The U.S. House of Representatives officially passed legislation to cap the salaries of the Fannie Mae CEO Timothy Mayopoulos and Freddie Mac CEO Donald Layton on Monday night after being delayed two weeks by a busy Congressional calendar.
The House of Representatives was due to vote in late October on limiting the pay of the Fannie and Freddie CEOs, but that vote was delayed by a combined house budget vote, a vote on reopening the federal Export-Import Bank, and a vote on electing Rep. Paul Ryan, R-Wis., as the new Speaker of the House.
According to the office of U.S. Representative Ed Royce, R- Calif., ”The House took up and passed the Senate version of the bill, and passed it tonight by voice vote, as no House member requested a roll call vote. Essentially, no Member was willing to go on record with their opposition to the bill.”
As a result, Royce’s office said, “Therefore, it’s accurate to say that the entire OC delegation supported the bill, or at the very least no one opposed it enough to request a recorded vote.”
The next step is for the bill to go to the President’s desk to be signed into law.

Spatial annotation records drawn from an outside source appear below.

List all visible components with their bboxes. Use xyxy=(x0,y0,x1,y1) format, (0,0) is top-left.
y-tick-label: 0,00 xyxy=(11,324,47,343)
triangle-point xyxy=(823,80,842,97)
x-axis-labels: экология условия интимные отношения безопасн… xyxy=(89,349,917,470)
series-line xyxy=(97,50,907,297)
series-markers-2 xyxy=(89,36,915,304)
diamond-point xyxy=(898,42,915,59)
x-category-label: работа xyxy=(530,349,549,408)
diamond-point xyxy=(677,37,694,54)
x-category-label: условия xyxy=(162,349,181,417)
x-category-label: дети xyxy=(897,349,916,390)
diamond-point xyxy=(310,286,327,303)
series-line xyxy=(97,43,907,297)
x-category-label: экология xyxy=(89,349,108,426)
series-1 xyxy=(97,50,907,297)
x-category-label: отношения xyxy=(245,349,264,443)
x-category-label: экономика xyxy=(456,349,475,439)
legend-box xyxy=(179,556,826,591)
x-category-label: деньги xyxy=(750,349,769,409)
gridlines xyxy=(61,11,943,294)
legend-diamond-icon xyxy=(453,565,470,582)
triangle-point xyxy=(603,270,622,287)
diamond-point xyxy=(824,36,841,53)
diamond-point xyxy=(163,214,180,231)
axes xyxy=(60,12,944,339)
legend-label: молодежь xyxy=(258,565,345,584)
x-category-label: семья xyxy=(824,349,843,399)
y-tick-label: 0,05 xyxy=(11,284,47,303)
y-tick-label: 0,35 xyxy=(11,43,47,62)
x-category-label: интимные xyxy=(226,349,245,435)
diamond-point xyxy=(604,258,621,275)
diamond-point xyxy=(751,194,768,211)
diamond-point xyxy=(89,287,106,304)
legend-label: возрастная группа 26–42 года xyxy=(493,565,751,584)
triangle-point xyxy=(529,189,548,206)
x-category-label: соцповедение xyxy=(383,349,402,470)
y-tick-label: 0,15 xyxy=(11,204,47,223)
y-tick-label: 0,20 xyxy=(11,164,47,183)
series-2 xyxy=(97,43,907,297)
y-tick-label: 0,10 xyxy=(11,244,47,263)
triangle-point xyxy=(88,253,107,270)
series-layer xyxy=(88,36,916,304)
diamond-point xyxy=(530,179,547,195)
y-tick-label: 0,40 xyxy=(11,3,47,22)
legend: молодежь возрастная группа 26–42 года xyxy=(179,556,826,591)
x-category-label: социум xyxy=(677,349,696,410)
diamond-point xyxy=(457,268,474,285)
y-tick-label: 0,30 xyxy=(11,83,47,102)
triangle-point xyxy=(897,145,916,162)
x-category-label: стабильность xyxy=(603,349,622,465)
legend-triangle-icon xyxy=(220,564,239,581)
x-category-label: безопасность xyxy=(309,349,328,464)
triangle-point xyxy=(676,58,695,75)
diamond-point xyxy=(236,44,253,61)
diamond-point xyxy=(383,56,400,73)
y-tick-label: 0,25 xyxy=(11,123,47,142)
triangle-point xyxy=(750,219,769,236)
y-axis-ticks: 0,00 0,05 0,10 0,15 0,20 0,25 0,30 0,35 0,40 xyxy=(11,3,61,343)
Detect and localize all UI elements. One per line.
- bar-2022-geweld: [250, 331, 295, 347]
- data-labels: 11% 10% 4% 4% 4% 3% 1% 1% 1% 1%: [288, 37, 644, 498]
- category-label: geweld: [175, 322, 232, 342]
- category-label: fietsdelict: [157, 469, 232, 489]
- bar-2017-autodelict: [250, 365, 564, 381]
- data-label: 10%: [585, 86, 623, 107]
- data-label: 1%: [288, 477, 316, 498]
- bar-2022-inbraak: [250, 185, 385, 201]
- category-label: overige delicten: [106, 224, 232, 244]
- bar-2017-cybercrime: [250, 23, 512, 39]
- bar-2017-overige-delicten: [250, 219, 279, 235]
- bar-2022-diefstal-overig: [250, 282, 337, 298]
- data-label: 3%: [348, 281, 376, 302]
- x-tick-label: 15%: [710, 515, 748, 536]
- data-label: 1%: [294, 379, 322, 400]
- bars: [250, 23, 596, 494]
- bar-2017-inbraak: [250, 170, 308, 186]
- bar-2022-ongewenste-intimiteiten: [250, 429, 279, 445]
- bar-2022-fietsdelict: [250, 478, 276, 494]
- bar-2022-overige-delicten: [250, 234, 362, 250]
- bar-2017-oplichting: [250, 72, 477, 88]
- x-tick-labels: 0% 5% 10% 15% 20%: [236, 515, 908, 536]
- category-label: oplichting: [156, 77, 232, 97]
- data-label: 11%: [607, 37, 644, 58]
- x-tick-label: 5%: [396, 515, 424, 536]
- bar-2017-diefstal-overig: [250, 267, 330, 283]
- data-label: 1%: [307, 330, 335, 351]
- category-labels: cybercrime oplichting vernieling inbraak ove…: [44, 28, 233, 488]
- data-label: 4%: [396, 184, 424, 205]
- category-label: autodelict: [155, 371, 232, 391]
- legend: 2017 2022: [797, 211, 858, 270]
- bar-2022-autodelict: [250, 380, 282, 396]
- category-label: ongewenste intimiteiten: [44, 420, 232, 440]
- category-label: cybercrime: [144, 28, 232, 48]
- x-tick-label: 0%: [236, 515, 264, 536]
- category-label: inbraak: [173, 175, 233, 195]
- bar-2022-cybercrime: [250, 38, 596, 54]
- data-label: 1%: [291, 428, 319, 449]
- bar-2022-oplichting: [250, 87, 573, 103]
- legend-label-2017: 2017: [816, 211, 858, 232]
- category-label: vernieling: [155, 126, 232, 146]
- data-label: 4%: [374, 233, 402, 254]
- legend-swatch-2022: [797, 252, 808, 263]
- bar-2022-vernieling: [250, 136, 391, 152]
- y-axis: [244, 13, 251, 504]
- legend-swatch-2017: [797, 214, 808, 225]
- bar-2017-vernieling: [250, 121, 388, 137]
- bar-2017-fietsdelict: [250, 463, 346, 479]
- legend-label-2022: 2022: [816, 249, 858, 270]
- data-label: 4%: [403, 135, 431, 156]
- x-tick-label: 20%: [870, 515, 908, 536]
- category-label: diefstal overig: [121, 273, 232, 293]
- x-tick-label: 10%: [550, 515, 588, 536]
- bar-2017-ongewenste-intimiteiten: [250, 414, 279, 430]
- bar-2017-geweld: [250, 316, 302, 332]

Once signed, the salaries of each CEO will be capped at $600,000.
“The White House previously expressed support for keeping salaries for the CEOs of Fannie and Freddie capped, so it’s expected that President Obama will sign the bill into law soon,” Royce’s office said.
The bill is based on legislation authored by Rep. Royce. Monday’s scheduled House vote was on the Senate version of the GSE CEO pay limit bill, which was authored by Sen. David Vitter, R-La., and Sen. Elizabeth Warren, D-Mass., and passed unanimously in the Senate last month.
Earlier this year, Federal Housing Finance Agency Director Mel Watt authorized the GSEs to propose new executive compensation plans for the position of CEO that may be as high as the 25th percentile of the market, or approximately $7.26 million a year.
But the raises for the GSE CEOs were met with a stern rebuke from Congress. Royce’s bill passed out of the House Financial Services Committee by a 57-1 vote on July 29, 2015.
The bill then received unanimous support in the Senate and passed through the House Monday night.
"While this is a victory for taxpayers, the real battle of winding down the GSEs and ending the government's domination of the housing market remains,” said Royce. "My ultimate goal is still comprehensive housing finance reform that brings private capital into the system to eliminate the boom-and-bust cycle that wreaked havoc on the American economy. This task takes on all the more urgency as Fannie and Freddie slip into the red and invite new taxpayer bailouts."